Dazu sagt die Berner Politikerin Leena Schmitter vom Grünen Bündnis: «Die Bürgerlichen werden nun laut und nutzen die Gelegenheit, ihre überholten Forderungen durchzusetzen.» Man habe beinahe das Gefühl, die Reitschul-Gegner würden auf solche Vorfälle hoffen.
Den Zusammenhang mit der Reitschule sehe sie zudem nicht. Berichtet werde immer nur über das Negative: «Dennoch hat die Stadtbevölkerung in den letzten Jahren immer wieder gezeigt, dass sie hinter den kulturellen Arbeiten der Reitschule steht.»
Weitere Gruppierungen mobilisiert
«Mit einer Schliessung bringt man das Gewaltproblem nicht weg, es wird höchstens verdrängt», sagt auch Stadtpräsident Alexander Tschäppät. Ausserdem würden damit Leute bestraft, die nicht gewalttätig seien. Eine Schliessung könne aber weitere Auswirkungen haben: «Im Moment der Schliessung könnten gewaltbereite Gruppierungen aus anderen Städten mobilisiert werden», befürchtet Tschäppät. «Davor habe ich ziemlich Respekt.»
Eine kurzfristige Patentlösung für das Problem gebe es nicht. «Der noch nicht politisch verabschiedete Leistungsvertrag ist die Gelegenheit, um über Anpassungen zu diskutieren.» Man sei daran, ein Sicherheitskonzept zu erarbeiten. Dieses sieht auch Zutrittskontrollen zu Veranstaltungen vor. Zudem müsse der Informationsfluss mit der Ikur verbessert werden. «Es ist aber eine Illusion zu glauben, dass sich gewaltbereite Menschen durch Verträge abhalten lassen. Präventiv wäre es am besten, wenn die Polizei die Verantwortlichen identifizieren und vor Gericht stellen würde.»

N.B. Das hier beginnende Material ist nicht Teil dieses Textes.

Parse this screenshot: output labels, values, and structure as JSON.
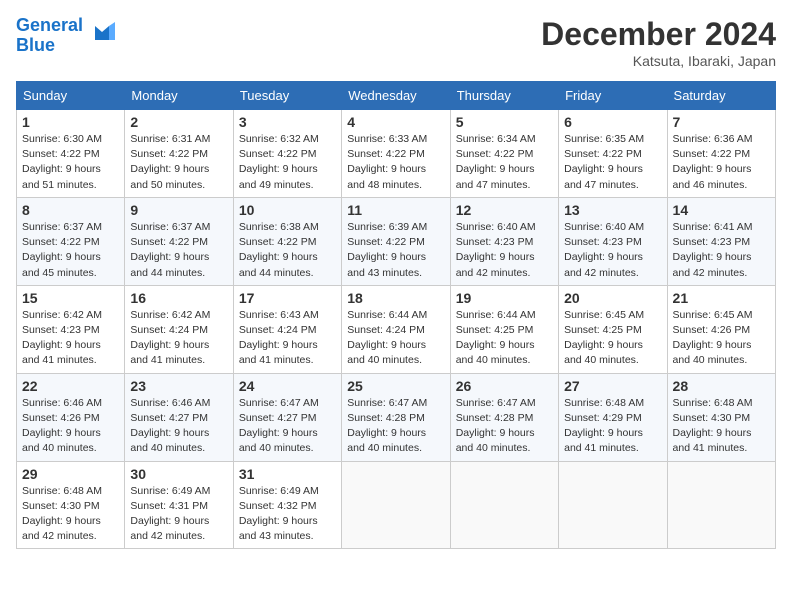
{
  "header": {
    "logo_line1": "General",
    "logo_line2": "Blue",
    "month": "December 2024",
    "location": "Katsuta, Ibaraki, Japan"
  },
  "weekdays": [
    "Sunday",
    "Monday",
    "Tuesday",
    "Wednesday",
    "Thursday",
    "Friday",
    "Saturday"
  ],
  "weeks": [
    [
      {
        "day": "1",
        "sunrise": "6:30 AM",
        "sunset": "4:22 PM",
        "daylight": "9 hours and 51 minutes."
      },
      {
        "day": "2",
        "sunrise": "6:31 AM",
        "sunset": "4:22 PM",
        "daylight": "9 hours and 50 minutes."
      },
      {
        "day": "3",
        "sunrise": "6:32 AM",
        "sunset": "4:22 PM",
        "daylight": "9 hours and 49 minutes."
      },
      {
        "day": "4",
        "sunrise": "6:33 AM",
        "sunset": "4:22 PM",
        "daylight": "9 hours and 48 minutes."
      },
      {
        "day": "5",
        "sunrise": "6:34 AM",
        "sunset": "4:22 PM",
        "daylight": "9 hours and 47 minutes."
      },
      {
        "day": "6",
        "sunrise": "6:35 AM",
        "sunset": "4:22 PM",
        "daylight": "9 hours and 47 minutes."
      },
      {
        "day": "7",
        "sunrise": "6:36 AM",
        "sunset": "4:22 PM",
        "daylight": "9 hours and 46 minutes."
      }
    ],
    [
      {
        "day": "8",
        "sunrise": "6:37 AM",
        "sunset": "4:22 PM",
        "daylight": "9 hours and 45 minutes."
      },
      {
        "day": "9",
        "sunrise": "6:37 AM",
        "sunset": "4:22 PM",
        "daylight": "9 hours and 44 minutes."
      },
      {
        "day": "10",
        "sunrise": "6:38 AM",
        "sunset": "4:22 PM",
        "daylight": "9 hours and 44 minutes."
      },
      {
        "day": "11",
        "sunrise": "6:39 AM",
        "sunset": "4:22 PM",
        "daylight": "9 hours and 43 minutes."
      },
      {
        "day": "12",
        "sunrise": "6:40 AM",
        "sunset": "4:23 PM",
        "daylight": "9 hours and 42 minutes."
      },
      {
        "day": "13",
        "sunrise": "6:40 AM",
        "sunset": "4:23 PM",
        "daylight": "9 hours and 42 minutes."
      },
      {
        "day": "14",
        "sunrise": "6:41 AM",
        "sunset": "4:23 PM",
        "daylight": "9 hours and 42 minutes."
      }
    ],
    [
      {
        "day": "15",
        "sunrise": "6:42 AM",
        "sunset": "4:23 PM",
        "daylight": "9 hours and 41 minutes."
      },
      {
        "day": "16",
        "sunrise": "6:42 AM",
        "sunset": "4:24 PM",
        "daylight": "9 hours and 41 minutes."
      },
      {
        "day": "17",
        "sunrise": "6:43 AM",
        "sunset": "4:24 PM",
        "daylight": "9 hours and 41 minutes."
      },
      {
        "day": "18",
        "sunrise": "6:44 AM",
        "sunset": "4:24 PM",
        "daylight": "9 hours and 40 minutes."
      },
      {
        "day": "19",
        "sunrise": "6:44 AM",
        "sunset": "4:25 PM",
        "daylight": "9 hours and 40 minutes."
      },
      {
        "day": "20",
        "sunrise": "6:45 AM",
        "sunset": "4:25 PM",
        "daylight": "9 hours and 40 minutes."
      },
      {
        "day": "21",
        "sunrise": "6:45 AM",
        "sunset": "4:26 PM",
        "daylight": "9 hours and 40 minutes."
      }
    ],
    [
      {
        "day": "22",
        "sunrise": "6:46 AM",
        "sunset": "4:26 PM",
        "daylight": "9 hours and 40 minutes."
      },
      {
        "day": "23",
        "sunrise": "6:46 AM",
        "sunset": "4:27 PM",
        "daylight": "9 hours and 40 minutes."
      },
      {
        "day": "24",
        "sunrise": "6:47 AM",
        "sunset": "4:27 PM",
        "daylight": "9 hours and 40 minutes."
      },
      {
        "day": "25",
        "sunrise": "6:47 AM",
        "sunset": "4:28 PM",
        "daylight": "9 hours and 40 minutes."
      },
      {
        "day": "26",
        "sunrise": "6:47 AM",
        "sunset": "4:28 PM",
        "daylight": "9 hours and 40 minutes."
      },
      {
        "day": "27",
        "sunrise": "6:48 AM",
        "sunset": "4:29 PM",
        "daylight": "9 hours and 41 minutes."
      },
      {
        "day": "28",
        "sunrise": "6:48 AM",
        "sunset": "4:30 PM",
        "daylight": "9 hours and 41 minutes."
      }
    ],
    [
      {
        "day": "29",
        "sunrise": "6:48 AM",
        "sunset": "4:30 PM",
        "daylight": "9 hours and 42 minutes."
      },
      {
        "day": "30",
        "sunrise": "6:49 AM",
        "sunset": "4:31 PM",
        "daylight": "9 hours and 42 minutes."
      },
      {
        "day": "31",
        "sunrise": "6:49 AM",
        "sunset": "4:32 PM",
        "daylight": "9 hours and 43 minutes."
      },
      null,
      null,
      null,
      null
    ]
  ],
  "labels": {
    "sunrise": "Sunrise:",
    "sunset": "Sunset:",
    "daylight": "Daylight:"
  }
}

Vorplatz der Reitschule als Rückzugsort
Eine Gruppe Vermummter hatte in der Nacht auf Samstag die Polizeiwache der Kapo am Berner Waisenhausplatz angegriffen. Die Krawallmacher warfen Farbbeutel, beschmierten das Polizei-Gebäude und demolierten Fahrzeuge. Ebenfalls von Sachbeschädigungen betroffen war das Regionalgefängnis. Ein Polizist wurde durch einen Flaschenwurf verletzt. Die Polizei setzte Gummischrot ein, woraufhin sich die Angreifer zurückzogen. Laut Kapo wählten sie den Vorplatz der Reitschule als Rückzugsort.